Özgür Önürme’yi senaryosu için kutluyorum. Yazar’ın (Uğur Yücel) yazdığı Fatma’yı yayınevi beğenmedi ama ben senaryoya bayıldım! Özer Feyzioğlu’nun yönetmenliğine de elbette şapka! Cast için yıldızlar geçidi demeli.
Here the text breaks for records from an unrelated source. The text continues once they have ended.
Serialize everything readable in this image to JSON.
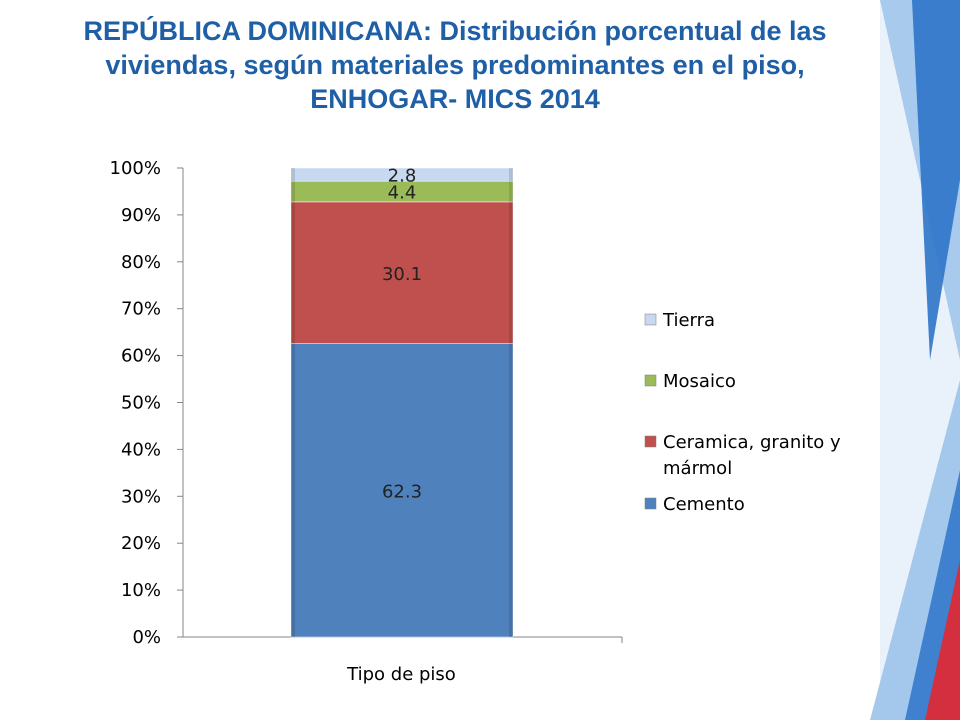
{
  "slide": {
    "title": "REPÚBLICA DOMINICANA:  Distribución porcentual de las viviendas, según materiales predominantes en el piso, ENHOGAR- MICS 2014"
  },
  "colors": {
    "title": "#1f5fa6",
    "Cemento": "#4f81bd",
    "Ceramica": "#c0504d",
    "Mosaico": "#9bbb59",
    "Tierra": "#c6d9f1",
    "decor_blue_dark": "#2e74c9",
    "decor_blue_light": "#9cc3e9",
    "decor_red": "#d32f3f"
  },
  "chart_data": {
    "type": "bar",
    "stacked": "percent",
    "categories": [
      "Tipo de piso"
    ],
    "xlabel": "Tipo de piso",
    "ylabel": "",
    "ylim": [
      0,
      100
    ],
    "y_ticks": [
      "0%",
      "10%",
      "20%",
      "30%",
      "40%",
      "50%",
      "60%",
      "70%",
      "80%",
      "90%",
      "100%"
    ],
    "grid": false,
    "legend_position": "right",
    "series": [
      {
        "name": "Cemento",
        "values": [
          62.3
        ],
        "label": "62.3",
        "color": "#4f81bd"
      },
      {
        "name": "Ceramica, granito y mármol",
        "values": [
          30.1
        ],
        "label": "30.1",
        "color": "#c0504d"
      },
      {
        "name": "Mosaico",
        "values": [
          4.4
        ],
        "label": "4.4",
        "color": "#9bbb59"
      },
      {
        "name": "Tierra",
        "values": [
          2.8
        ],
        "label": "2.8",
        "color": "#c6d9f1"
      }
    ],
    "legend_order": [
      "Tierra",
      "Mosaico",
      "Ceramica, granito y mármol",
      "Cemento"
    ],
    "legend_lines": {
      "Tierra": [
        "Tierra"
      ],
      "Mosaico": [
        "Mosaico"
      ],
      "Ceramica, granito y mármol": [
        "Ceramica, granito y",
        "mármol"
      ],
      "Cemento": [
        "Cemento"
      ]
    }
  }
}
Kimler yok ki, Uğur Yücel’den Çağdaş Onur Öztürk’e, Gülçin Kültür Şahin’e, Didem İnselel’e, Kubilay Tunçer’e, Mehmet Yılmaz Ak’a, Olgun Toker’e, Deniz Şen Hamzaoğlu’na, Melis Sezen’e ve ünlü müzisyen ve Çiçero’da da izlediğimiz Burhan Öcal’a... Kadro da süper. İlk altı bölümü yayında olan ve su gibi akıp giden Fatma, şimdilik sekiz bölüm olarak planlandı bilgisi veriliyor ama bundan sonra nasıl devam eder bilemem..
Kanayan yara, kadına şiddet, çocuğa taciz, (geri dönüşler çok başarılı) şiddet gören kadının hakkının aranamaması gibi konuları böylesine başarılı bir biçimde ekrana ve toplumun gündemine getirdiği için de Netflix Türkiye, ayrıca bir teşekkürü hak ediyor.